Saturday, September 08, 2012

Refleksi kembali ke tanah air

Juli 2001 ke Jerman dan 25 Desember 2008 pulang kembali ke tanah air tercinta Indonesia. Sungguh setelah 7 tahun lebih berada di negeri orang, membangun keluarga dengan kelahiran anak-anak di sana dan akhirnya perjalanan sejarah menuliskan bahwa keluarga kecil kami ibarat pepatah Setinggi-tinggi bangau terbang akhirnya kembali ke sarangnya. Yah, akhirnya kami berhasil meyakinkan diri kami untuk keluar dari zona nyaman dan masuk kembali ke arena perjuangan sejati. Bagaimana tidak kehidupan di LN adalah zona nyaman, karena dengan memegang visa " Aufenhalt Erlaubnis " kami berhak tinggal di Jerman tanpa batas dan memiliki hak dan kewajiban sama dengan warga asli. Artinya kami juga berhak mendapatkan jaminan kesehatan yang memadai, hari tua yang nyaman, kualitas pendidikan anak - anak standar negara maju yang hampir " gratis " karena tergolong sangat murah dibandingkan dengan apa yang anak-anak dapatkan ?. Yah ibarat ikan air laut yang biasa di taruh di aquarium dengan kenyamanan dan pasokan pangan yang tak pernah kurang. Kehangatan yang selalu memancar dari penghangat air, kebersihan yang selalu terjaga oleh filter dan pompa, hingga kebutuhan makanan yang selalu ada namun kembali ke laut lepas tentu saja tetap menjadi kerinduan. Meski di laut lepas itu akan berhadapan dengan ikan paus, hiu, dan ikan - ikan ganas lain yang siap mengintai dan meski di laut lepas itu akan berhadapan dengan kencangnya gelombang yang siap menghajar dan menyeret ke segala arah sekali lagi mungkin tetap saja ada kekuatan yang membuat bathin ini optimis untuk tegar. 

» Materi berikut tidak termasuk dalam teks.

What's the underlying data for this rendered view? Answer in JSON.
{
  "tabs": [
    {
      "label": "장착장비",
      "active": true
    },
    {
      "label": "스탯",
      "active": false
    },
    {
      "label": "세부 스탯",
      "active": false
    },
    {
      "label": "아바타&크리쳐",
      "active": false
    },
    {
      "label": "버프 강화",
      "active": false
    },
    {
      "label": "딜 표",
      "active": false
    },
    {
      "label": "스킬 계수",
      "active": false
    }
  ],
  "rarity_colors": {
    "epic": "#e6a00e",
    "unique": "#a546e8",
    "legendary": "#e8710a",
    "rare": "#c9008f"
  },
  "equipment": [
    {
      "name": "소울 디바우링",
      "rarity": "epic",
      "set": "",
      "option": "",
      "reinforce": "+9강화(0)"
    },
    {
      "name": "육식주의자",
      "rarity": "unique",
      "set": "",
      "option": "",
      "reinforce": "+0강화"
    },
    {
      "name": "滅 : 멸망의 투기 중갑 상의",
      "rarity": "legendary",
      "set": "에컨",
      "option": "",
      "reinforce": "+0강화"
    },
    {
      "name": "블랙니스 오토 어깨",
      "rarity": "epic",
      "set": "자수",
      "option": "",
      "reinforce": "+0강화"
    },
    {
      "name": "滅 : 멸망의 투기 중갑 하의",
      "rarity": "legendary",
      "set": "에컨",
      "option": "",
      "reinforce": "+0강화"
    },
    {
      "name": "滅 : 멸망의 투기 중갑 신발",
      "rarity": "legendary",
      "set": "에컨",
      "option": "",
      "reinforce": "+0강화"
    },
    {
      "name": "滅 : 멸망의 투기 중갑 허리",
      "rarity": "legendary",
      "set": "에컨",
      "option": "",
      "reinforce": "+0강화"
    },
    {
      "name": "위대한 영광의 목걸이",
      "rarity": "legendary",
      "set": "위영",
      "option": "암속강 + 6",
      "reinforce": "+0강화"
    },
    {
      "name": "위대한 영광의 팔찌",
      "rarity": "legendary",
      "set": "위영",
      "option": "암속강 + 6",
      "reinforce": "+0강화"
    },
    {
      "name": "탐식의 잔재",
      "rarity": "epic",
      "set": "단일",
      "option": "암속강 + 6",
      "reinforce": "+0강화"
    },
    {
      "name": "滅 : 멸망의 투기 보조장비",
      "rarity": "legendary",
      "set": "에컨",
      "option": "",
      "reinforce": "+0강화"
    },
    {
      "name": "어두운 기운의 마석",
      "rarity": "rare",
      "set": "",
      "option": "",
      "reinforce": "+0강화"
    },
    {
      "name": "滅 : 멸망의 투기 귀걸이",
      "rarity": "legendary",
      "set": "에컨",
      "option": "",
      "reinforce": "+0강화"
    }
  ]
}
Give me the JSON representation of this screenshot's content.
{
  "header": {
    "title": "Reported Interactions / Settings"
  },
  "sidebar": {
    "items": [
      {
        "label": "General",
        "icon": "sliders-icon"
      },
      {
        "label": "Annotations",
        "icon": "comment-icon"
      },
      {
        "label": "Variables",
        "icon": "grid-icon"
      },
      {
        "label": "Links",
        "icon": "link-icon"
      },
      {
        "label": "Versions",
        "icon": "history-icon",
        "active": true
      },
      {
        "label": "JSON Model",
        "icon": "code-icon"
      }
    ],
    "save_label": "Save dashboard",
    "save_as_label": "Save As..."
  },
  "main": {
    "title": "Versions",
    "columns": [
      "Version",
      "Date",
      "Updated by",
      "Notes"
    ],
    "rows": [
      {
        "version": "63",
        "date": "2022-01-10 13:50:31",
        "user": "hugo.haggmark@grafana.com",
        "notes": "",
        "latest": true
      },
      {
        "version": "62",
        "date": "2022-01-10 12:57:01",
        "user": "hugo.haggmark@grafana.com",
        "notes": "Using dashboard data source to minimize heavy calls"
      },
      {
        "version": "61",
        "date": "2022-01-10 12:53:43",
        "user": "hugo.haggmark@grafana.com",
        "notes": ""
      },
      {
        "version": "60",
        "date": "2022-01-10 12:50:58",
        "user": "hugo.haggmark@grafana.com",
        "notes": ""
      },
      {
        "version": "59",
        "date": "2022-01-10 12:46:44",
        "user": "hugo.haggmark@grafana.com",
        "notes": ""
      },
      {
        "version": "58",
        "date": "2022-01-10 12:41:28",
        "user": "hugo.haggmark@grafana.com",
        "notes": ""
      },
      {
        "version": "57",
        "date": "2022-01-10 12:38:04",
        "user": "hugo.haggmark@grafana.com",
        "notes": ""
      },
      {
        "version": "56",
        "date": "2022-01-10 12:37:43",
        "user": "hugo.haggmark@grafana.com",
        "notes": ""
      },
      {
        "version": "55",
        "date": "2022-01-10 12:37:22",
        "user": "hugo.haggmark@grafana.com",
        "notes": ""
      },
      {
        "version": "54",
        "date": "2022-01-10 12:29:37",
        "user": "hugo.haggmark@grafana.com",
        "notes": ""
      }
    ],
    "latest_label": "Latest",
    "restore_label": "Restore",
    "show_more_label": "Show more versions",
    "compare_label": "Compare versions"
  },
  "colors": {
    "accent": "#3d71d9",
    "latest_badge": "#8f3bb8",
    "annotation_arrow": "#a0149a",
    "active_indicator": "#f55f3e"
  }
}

Meski awalnya sempat " gegar budaya " tapi lama - kelamaan sudah mulai terbiasa. Untung aku memang tidak terlalu intens lekat dengan budaya eropa dulu sehingga tidak terlalu sulit juga untuk membiasakan diri kembali dengan habitat asli yang cukup lama ditinggalkan. Anak- anak yang masih kecil tentu saja lebih mudah untuk dibentuk karena mereka akan nyaman ketika orang tuanya nyaman, mereka akan enjoy ketika orang tuanya optimis. So memang PR pertama adalah membuat diri kita nyaman dan optimis lagi.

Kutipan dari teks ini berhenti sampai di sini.